Fifty years ago I participated in the very first Earth Day — yes, I’m that old — by helping clean up litter along Monument Creek in Colorado Springs. I was a teenager excited about all the movements for social change at the time — environment, peace, justice.
At the time I fomented several bouts of indigestion at the dinner table by expressing my views on the Vietnam War, the environment and civil rights. My parents were staunch Republicans, my father had had a career in the military, and he worshipped unfettered capitalism. People like me were considered unpatriotic by the right wing. I remember being particularly upset when I read about how bald eagles were on the brink of extinction because of DDT. “These are our national symbols! And we are killing them!” My father was silent; my mother said, “Do we have to discuss these things at dinner?”
Such innocence then, and hopefulness: teach-ins, creek clean-ups, painting over graffiti on Colorado boulders with rock-colored paint. It was when people started using the word “ecology.” I went to lectures by biology professor Richard Beidleman at Colorado College, where I first learned how everything is interconnected. Disturb one species of life, and you’ll destroy others. Every creature is critical, even mosquitoes and vampire bats. Back then this seemed revolutionary thinking.
What I remember concluding was that, while all these other issues were important: peace, farmworkers’ rights, racial equality, the Third World — the most critical of all was the environment. What would any of these things matter if we had no Earth?
The coronavirus and other recent scary epidemics — Ebola, SARS, for example — jumped to humans from animals. We’re encroaching on species that carry these viruses, and because they’re new to us, we have no resistance. There’s suspicion that the COVID-19 virus came from an animal, possibly a pangolin, sold in a wildlife and seafood market in Wuhan. Humans are capturing rare animals that fetch large sums in faraway markets, hunting them to extinction. That in itself is a crime, or should be. We can never repay the debt we owe animals. But it’s killing us, too.
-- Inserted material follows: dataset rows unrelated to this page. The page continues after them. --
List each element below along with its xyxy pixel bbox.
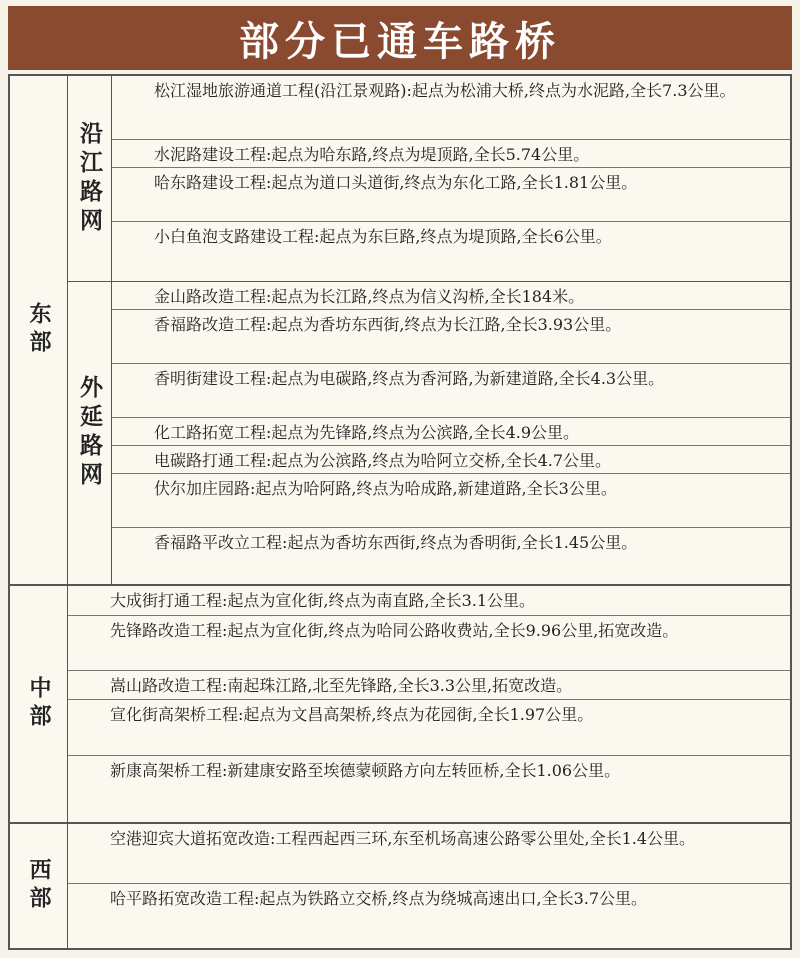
list-item: 空港迎宾大道拓宽改造:工程西起西三环,东至机场高速公路零公里处,全长1.4公里。 <box>68 824 790 884</box>
list-item: 伏尔加庄园路:起点为哈阿路,终点为哈成路,新建道路,全长3公里。 <box>112 474 790 528</box>
list-item: 宣化街高架桥工程:起点为文昌高架桥,终点为花园街,全长1.97公里。 <box>68 700 790 756</box>
group-riverside-rows <box>112 76 790 281</box>
list-item: 哈平路拓宽改造工程:起点为铁路立交桥,终点为绕城高速出口,全长3.7公里。 <box>110 889 648 908</box>
region-west <box>10 822 790 948</box>
list-item: 水泥路建设工程:起点为哈东路,终点为堤顶路,全长5.74公里。 <box>112 140 790 168</box>
region-label-central: 中部 <box>10 586 68 822</box>
region-central <box>10 584 790 822</box>
list-item: 香福路平改立工程:起点为香坊东西街,终点为香明街,全长1.45公里。 <box>154 533 638 552</box>
region-east <box>10 76 790 584</box>
list-item: 香福路改造工程:起点为香坊东西街,终点为长江路,全长3.93公里。 <box>112 310 790 364</box>
list-item: 新康高架桥工程:新建康安路至埃德蒙顿路方向左转匝桥,全长1.06公里。 <box>110 761 621 780</box>
list-item: 大成街打通工程:起点为宣化街,终点为南直路,全长3.1公里。 <box>68 586 790 616</box>
page-title: 部分已通车路桥 <box>239 18 561 65</box>
region-label-west: 西部 <box>10 824 68 948</box>
list-item: 电碳路打通工程:起点为公滨路,终点为哈阿立交桥,全长4.7公里。 <box>112 446 790 474</box>
list-item: 哈东路建设工程:起点为道口头道街,终点为东化工路,全长1.81公里。 <box>112 168 790 222</box>
group-label-riverside: 沿江路网 <box>68 76 112 281</box>
list-item: 化工路拓宽工程:起点为先锋路,终点为公滨路,全长4.9公里。 <box>112 418 790 446</box>
roads-table <box>8 74 792 950</box>
group-label-outer: 外延路网 <box>68 281 112 584</box>
list-item: 金山路改造工程:起点为长江路,终点为信义沟桥,全长184米。 <box>112 282 790 310</box>
list-item: 嵩山路改造工程:南起珠江路,北至先锋路,全长3.3公里,拓宽改造。 <box>68 671 790 700</box>
title-banner <box>8 6 792 70</box>
group-outer-rows <box>112 281 790 583</box>
west-rows <box>68 824 790 944</box>
region-label-east: 东部 <box>10 76 68 584</box>
list-item: 松江湿地旅游通道工程(沿江景观路):起点为松浦大桥,终点为水泥路,全长7.3公里。 <box>112 76 790 140</box>
list-item: 先锋路改造工程:起点为宣化街,终点为哈同公路收费站,全长9.96公里,拓宽改造。 <box>68 616 790 671</box>
list-item: 小白鱼泡支路建设工程:起点为东巨路,终点为堤顶路,全长6公里。 <box>154 227 612 246</box>
list-item: 香明街建设工程:起点为电碳路,终点为香河路,为新建道路,全长4.3公里。 <box>112 364 790 418</box>
central-rows <box>68 586 790 816</box>
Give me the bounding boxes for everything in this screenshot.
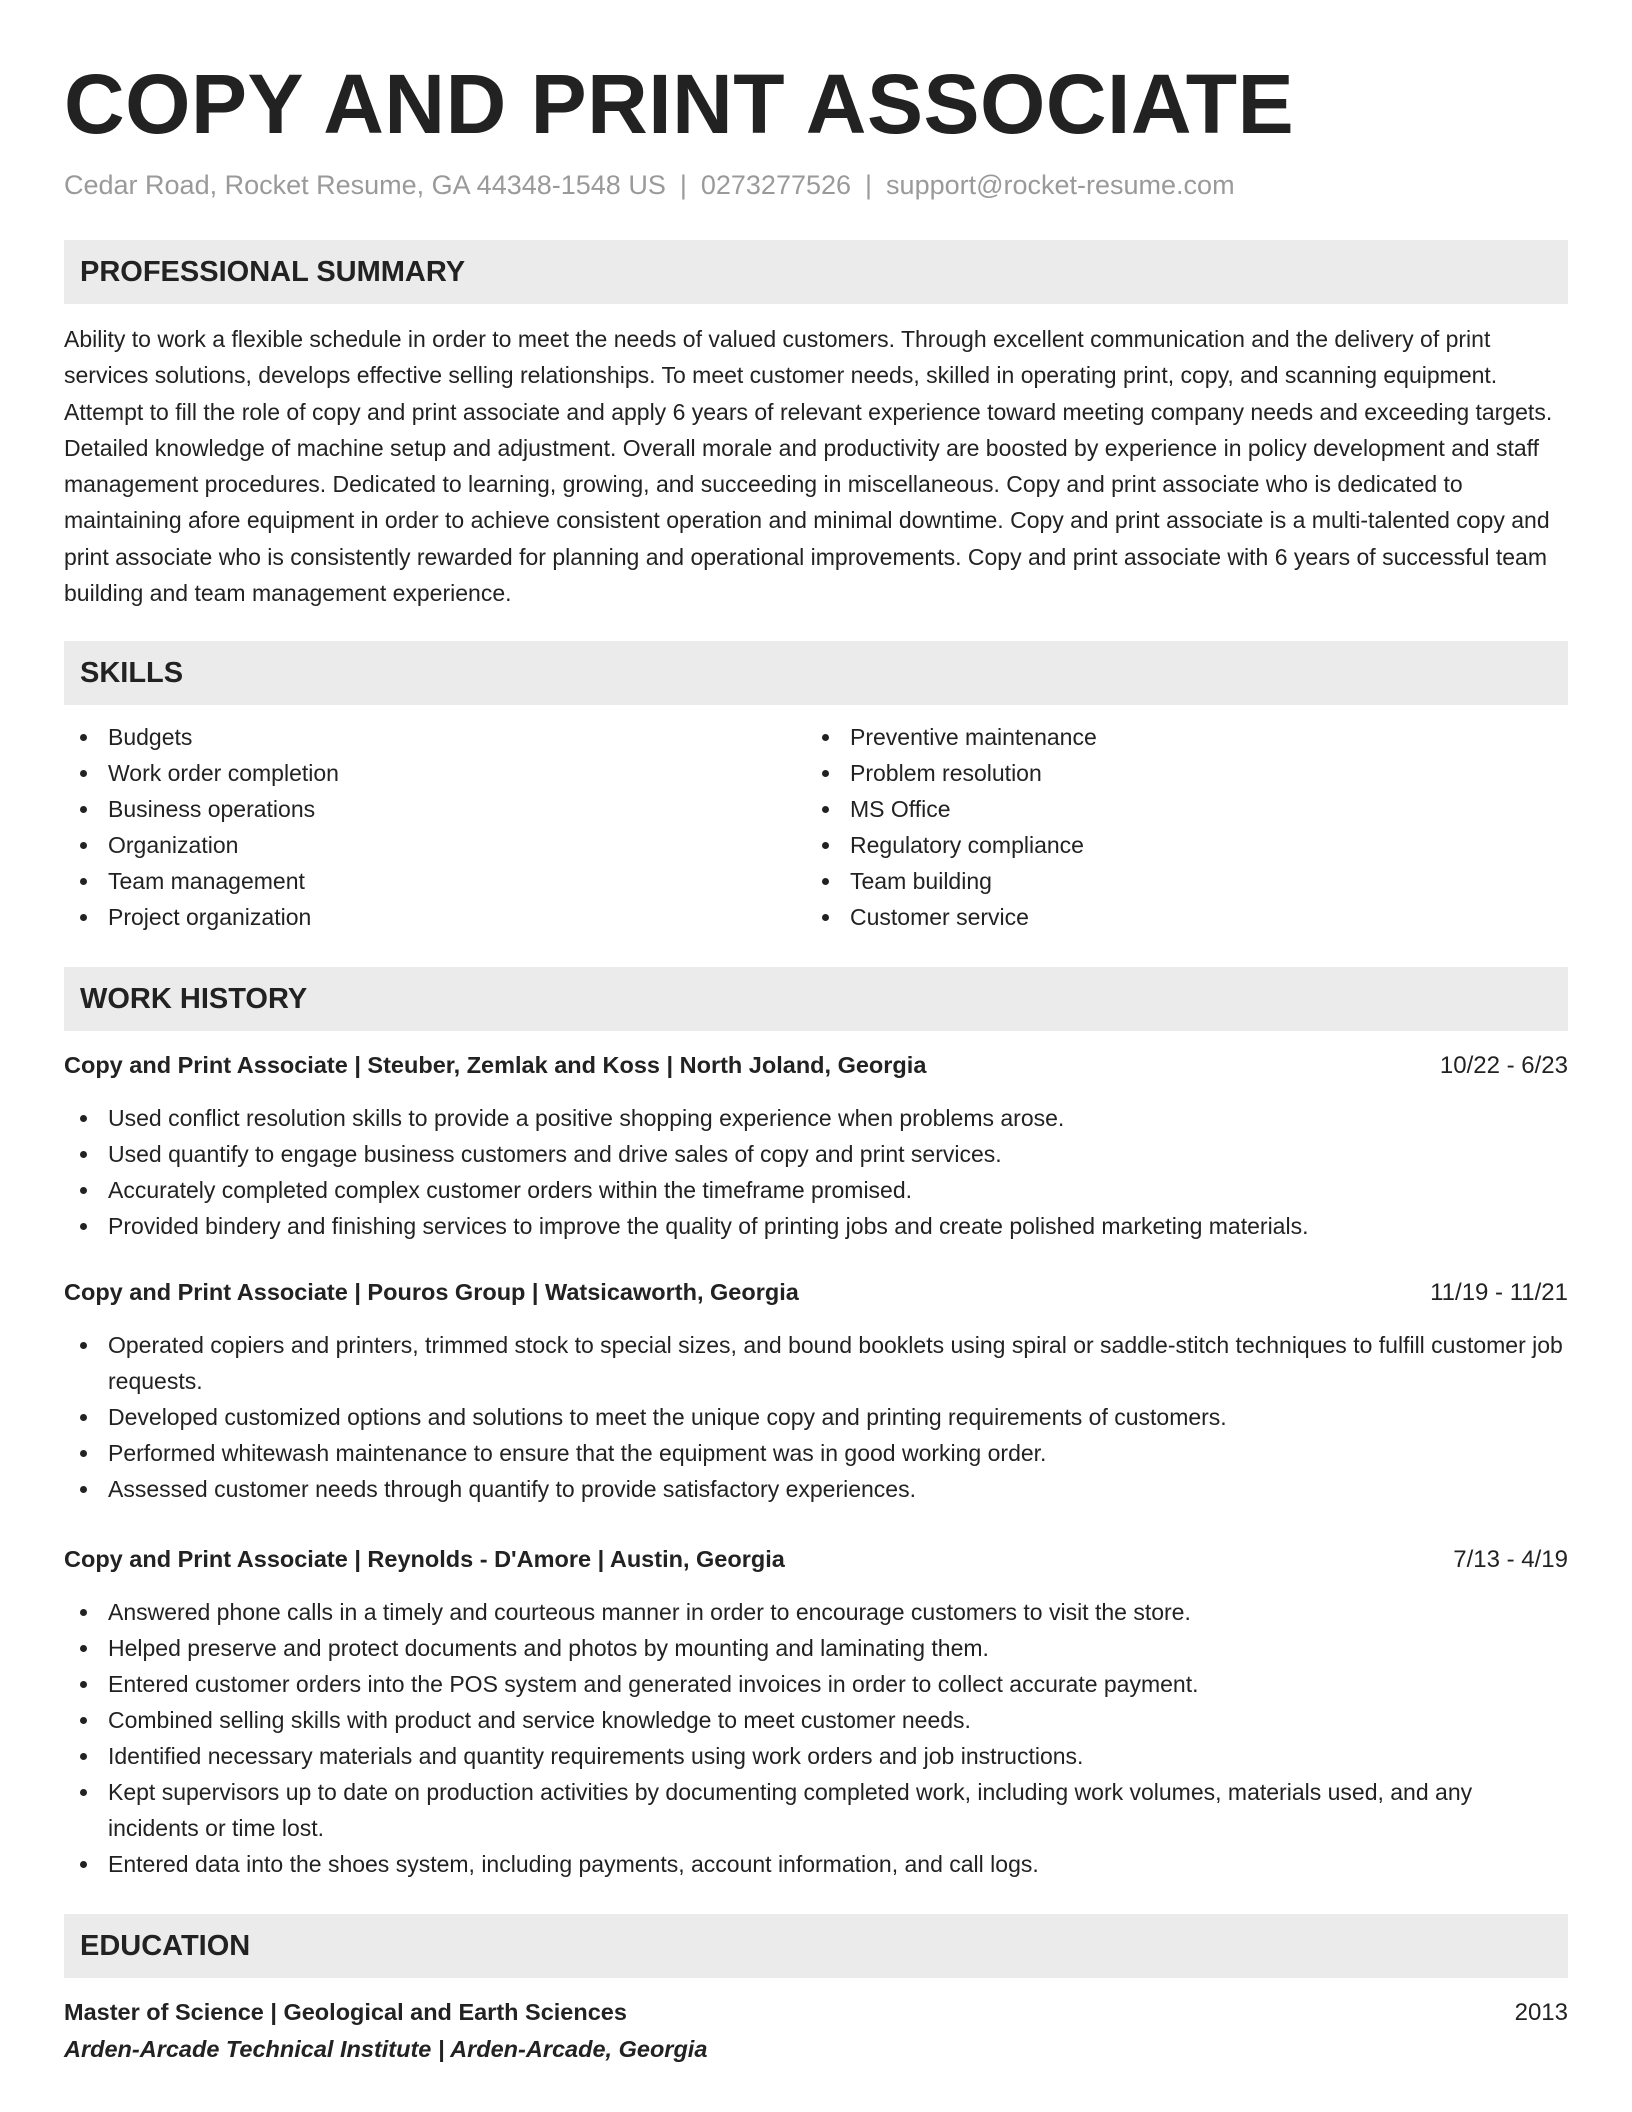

And it’s not just exotic wildlife markets. It’s much bigger and more fundamental than that. And it isn’t a problem that’s going to end with this virus if we keep on this way. Here are a couple of quotes from experts from one of today’s stories on the NPR page:
“We’re fragmenting habitats. We’re building roads through most regions of the world. We’re incrementally destroying the large landscapes that animals have to live in,” says Raina Plowright, professor of epidemiology at Montana State University and principal investigator of the Bat OneHealth research group.” …
“The real risk is in the wild in the way people interact with wildlife around the world,” says Peter Daszak, president of EcoHealth Alliance in New York City, a group that researches the origins of pandemics. “That’s where we need to be focused if we want to really do something about preventing the next pandemic.”
NPR. “Coronavirus Researchers Cast Doubt on Theory of Coronavirus Lab Accident,” April 23, 2020.
In our own greed, we’re killing ourselves.